If scientists can figure out the way in, “it might be possible to repurpose drugs that appeared to have some level of efficacy against glioblastoma but which were [hampered] by not being able to penetrate the blood-brain barrier,” said Dr. Nicholas Butowski, a brain tumor surgeon at the University of California, San Francisco.

Pivot fast

An international study led by a nonprofit at ASU, called GBM Agile, will test both single therapies and combinations, approved and experimental. Duds will be immediately dropped from the trial. If any seem effective, data on the patients who benefitted (including their tumors’ genetics and other molecular markers) will be sent to the manufacturer so it can conduct a late-stage clinical trial with the aim of testing it in only that kind of patient.

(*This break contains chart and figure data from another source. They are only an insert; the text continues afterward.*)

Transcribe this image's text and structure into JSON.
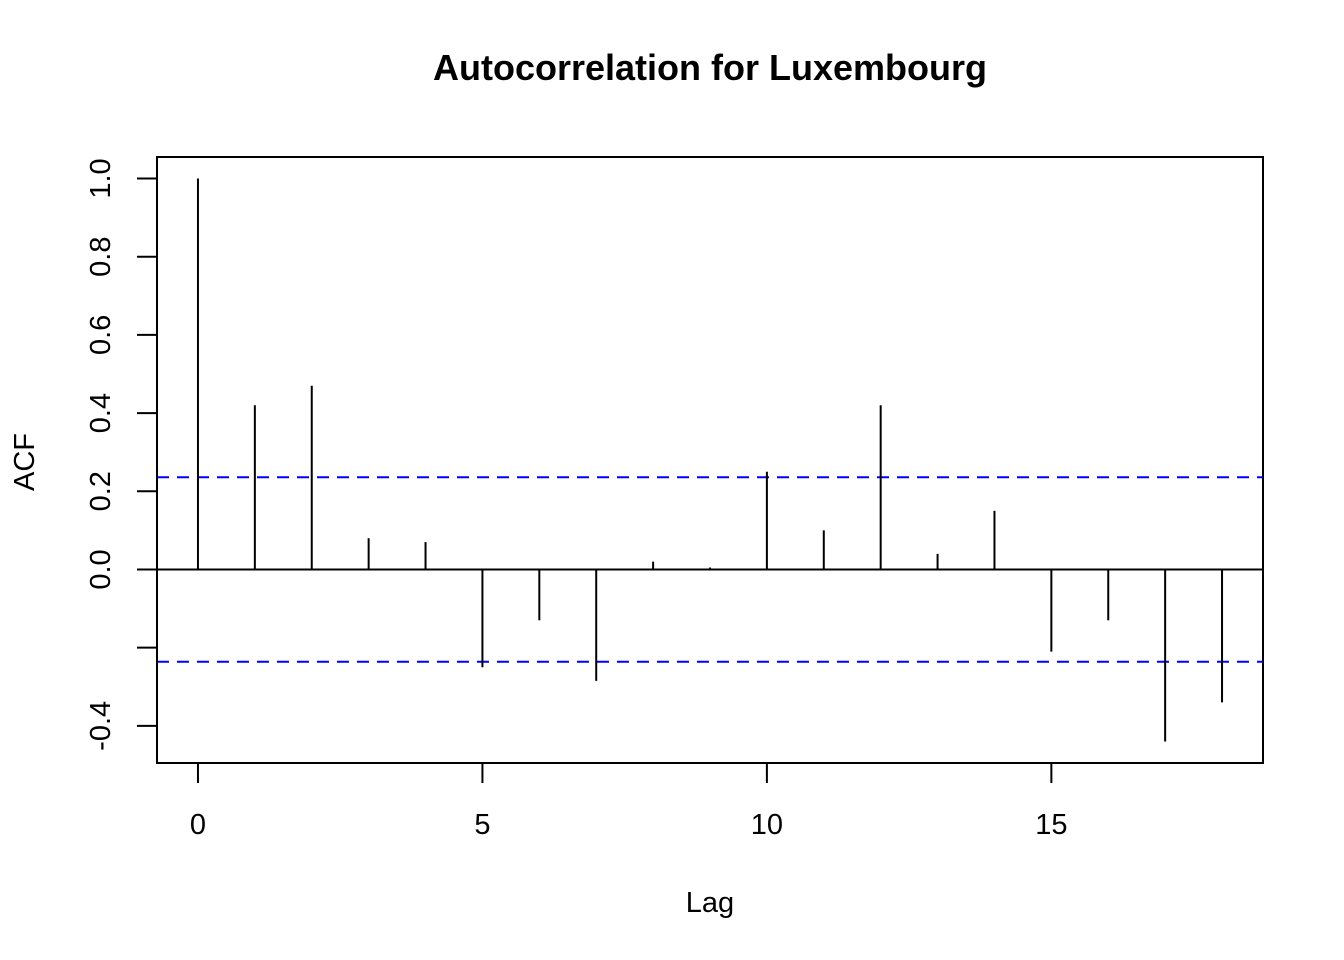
{
  "chart_data": {
    "type": "bar",
    "title": "Autocorrelation for Luxembourg",
    "xlabel": "Lag",
    "ylabel": "ACF",
    "x": [
      0,
      1,
      2,
      3,
      4,
      5,
      6,
      7,
      8,
      9,
      10,
      11,
      12,
      13,
      14,
      15,
      16,
      17,
      18
    ],
    "values": [
      1.0,
      0.42,
      0.47,
      0.08,
      0.07,
      -0.25,
      -0.13,
      -0.285,
      0.02,
      0.005,
      0.25,
      0.1,
      0.42,
      0.04,
      0.15,
      -0.21,
      -0.13,
      -0.44,
      -0.34
    ],
    "xlim": [
      -0.72,
      18.72
    ],
    "ylim": [
      -0.495,
      1.055
    ],
    "x_ticks": [
      0,
      5,
      10,
      15
    ],
    "x_tick_labels": [
      "0",
      "5",
      "10",
      "15"
    ],
    "y_ticks": [
      -0.4,
      -0.2,
      0.0,
      0.2,
      0.4,
      0.6,
      0.8,
      1.0
    ],
    "y_tick_labels": [
      "-0.4",
      "",
      "0.0",
      "0.2",
      "0.4",
      "0.6",
      "0.8",
      "1.0"
    ],
    "confidence_bounds": [
      0.236,
      -0.236
    ],
    "confidence_color": "#0000ff",
    "bar_color": "#000000",
    "grid": false,
    "legend": "none"
  }
}
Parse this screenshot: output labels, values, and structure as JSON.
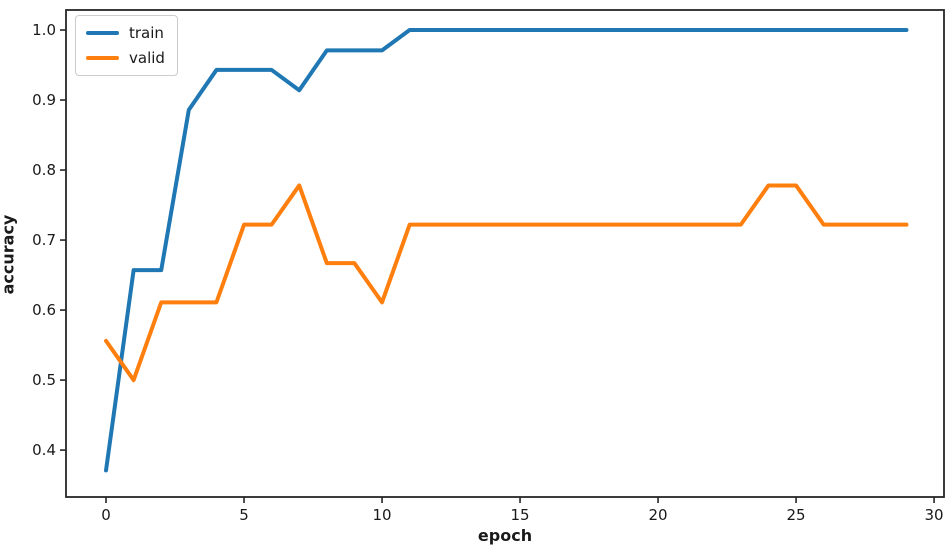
{
  "figure": {
    "background": "#ffffff",
    "spine_color": "#262626",
    "tick_color": "#262626",
    "text_color": "#1a1a1a"
  },
  "legend": {
    "position": "upper left",
    "items": [
      {
        "label": "train",
        "color": "#1f77b4"
      },
      {
        "label": "valid",
        "color": "#ff7f0e"
      }
    ]
  },
  "chart_data": {
    "type": "line",
    "title": "",
    "xlabel": "epoch",
    "ylabel": "accuracy",
    "x": [
      0,
      1,
      2,
      3,
      4,
      5,
      6,
      7,
      8,
      9,
      10,
      11,
      12,
      13,
      14,
      15,
      16,
      17,
      18,
      19,
      20,
      21,
      22,
      23,
      24,
      25,
      26,
      27,
      28,
      29
    ],
    "series": [
      {
        "name": "train",
        "color": "#1f77b4",
        "values": [
          0.371,
          0.657,
          0.657,
          0.886,
          0.943,
          0.943,
          0.943,
          0.914,
          0.971,
          0.971,
          0.971,
          1.0,
          1.0,
          1.0,
          1.0,
          1.0,
          1.0,
          1.0,
          1.0,
          1.0,
          1.0,
          1.0,
          1.0,
          1.0,
          1.0,
          1.0,
          1.0,
          1.0,
          1.0,
          1.0
        ]
      },
      {
        "name": "valid",
        "color": "#ff7f0e",
        "values": [
          0.556,
          0.5,
          0.611,
          0.611,
          0.611,
          0.722,
          0.722,
          0.778,
          0.667,
          0.667,
          0.611,
          0.722,
          0.722,
          0.722,
          0.722,
          0.722,
          0.722,
          0.722,
          0.722,
          0.722,
          0.722,
          0.722,
          0.722,
          0.722,
          0.778,
          0.778,
          0.722,
          0.722,
          0.722,
          0.722
        ]
      }
    ],
    "xticks": [
      0,
      5,
      10,
      15,
      20,
      25,
      30
    ],
    "yticks": [
      0.4,
      0.5,
      0.6,
      0.7,
      0.8,
      0.9,
      1.0
    ],
    "ytick_labels": [
      "0.4",
      "0.5",
      "0.6",
      "0.7",
      "0.8",
      "0.9",
      "1.0"
    ],
    "xtick_labels": [
      "0",
      "5",
      "10",
      "15",
      "20",
      "25",
      "30"
    ],
    "xlim": [
      -1.45,
      30.36
    ],
    "ylim": [
      0.333,
      1.0286
    ],
    "grid": false,
    "legend_position": "upper left",
    "line_width": 4
  }
}
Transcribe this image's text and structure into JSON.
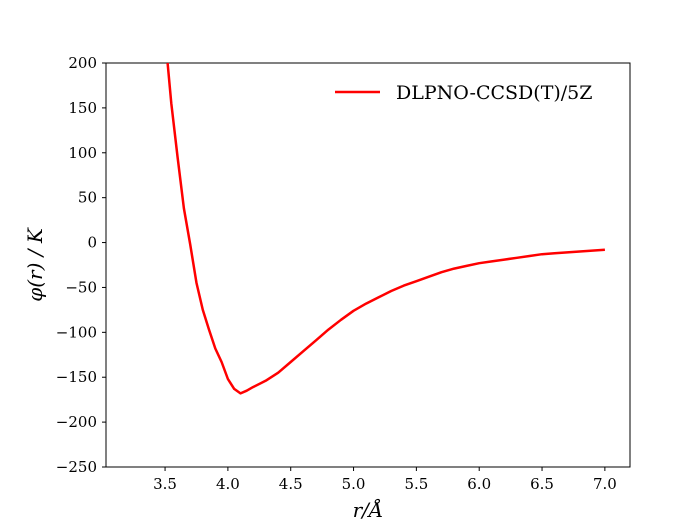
{
  "chart_data": {
    "type": "line",
    "title": "",
    "xlabel": "r/Å",
    "ylabel": "φ(r) / K",
    "xlim": [
      3.03,
      7.2
    ],
    "ylim": [
      -250,
      200
    ],
    "xticks": [
      3.5,
      4.0,
      4.5,
      5.0,
      5.5,
      6.0,
      6.5,
      7.0
    ],
    "xtick_labels": [
      "3.5",
      "4.0",
      "4.5",
      "5.0",
      "5.5",
      "6.0",
      "6.5",
      "7.0"
    ],
    "yticks": [
      200,
      150,
      100,
      50,
      0,
      -50,
      -100,
      -150,
      -200,
      -250
    ],
    "ytick_labels": [
      "200",
      "150",
      "100",
      "50",
      "0",
      "−50",
      "−100",
      "−150",
      "−200",
      "−250"
    ],
    "grid": false,
    "legend_position": "top-right",
    "series": [
      {
        "name": "DLPNO-CCSD(T)/5Z",
        "color": "#ff0000",
        "x": [
          3.52,
          3.55,
          3.6,
          3.65,
          3.7,
          3.75,
          3.8,
          3.85,
          3.9,
          3.95,
          4.0,
          4.05,
          4.1,
          4.15,
          4.2,
          4.3,
          4.4,
          4.5,
          4.6,
          4.7,
          4.8,
          4.9,
          5.0,
          5.1,
          5.2,
          5.3,
          5.4,
          5.5,
          5.6,
          5.7,
          5.8,
          5.9,
          6.0,
          6.1,
          6.2,
          6.3,
          6.4,
          6.5,
          6.6,
          6.7,
          6.8,
          6.9,
          7.0
        ],
        "y": [
          200,
          155,
          95,
          38,
          -2,
          -45,
          -75,
          -97,
          -118,
          -133,
          -152,
          -163,
          -168,
          -165,
          -161,
          -154,
          -145,
          -133,
          -121,
          -109,
          -97,
          -86,
          -76,
          -68,
          -61,
          -54,
          -48,
          -43,
          -38,
          -33,
          -29,
          -26,
          -23,
          -21,
          -19,
          -17,
          -15,
          -13,
          -12,
          -11,
          -10,
          -9,
          -8
        ]
      }
    ]
  }
}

GBM Agile, which depends on philanthropic donations and hopes to get underway this year, is currently negotiating with manufacturers to donate drugs for testing. “We want to change the mindset that glioblastoma is where cancer drugs go to die,” Barker said.

Individualized treatment

Although the average survival benefit with temozolomide is a couple of months, it increased the percentage of patients who survive five years from about 2 percent to 8 percent. “There are a few patients who benefit a lot,” said neuro-oncologist Dr. Michael Salacz of the University of Kansas, “but we don’t know what it is about their glioblastoma that explains that.” Identifying genetic or other biomarkers that predict who will be a lucky outlier, he said, could make a meaningful difference to patients.

The immuno- approach

Coaxing the immune system to attack cancer cells has transformed the treatment of, and prognosis for, types of cancer that had previously been nearly as intractable as glioblastoma. Because many patients don’t respond to the new immuno-oncology drugs, researchers are scrambling to do better, including by creating vaccines that prime the immune system to attack molecules on cancer cells. At the recent annual meeting of the American Society of Clinical Oncology, researchers reported that in a Phase 2, single-arm trial 91 percent of the newly-diagnosed patient receiving the SurVaxM vaccine, plus standard therapy, were still alive after a year. That compares to the usual 61 percent of those on standard therapy alone. It’s too soon to know if glioblastoma eventually defeats the immune system as it does everything else.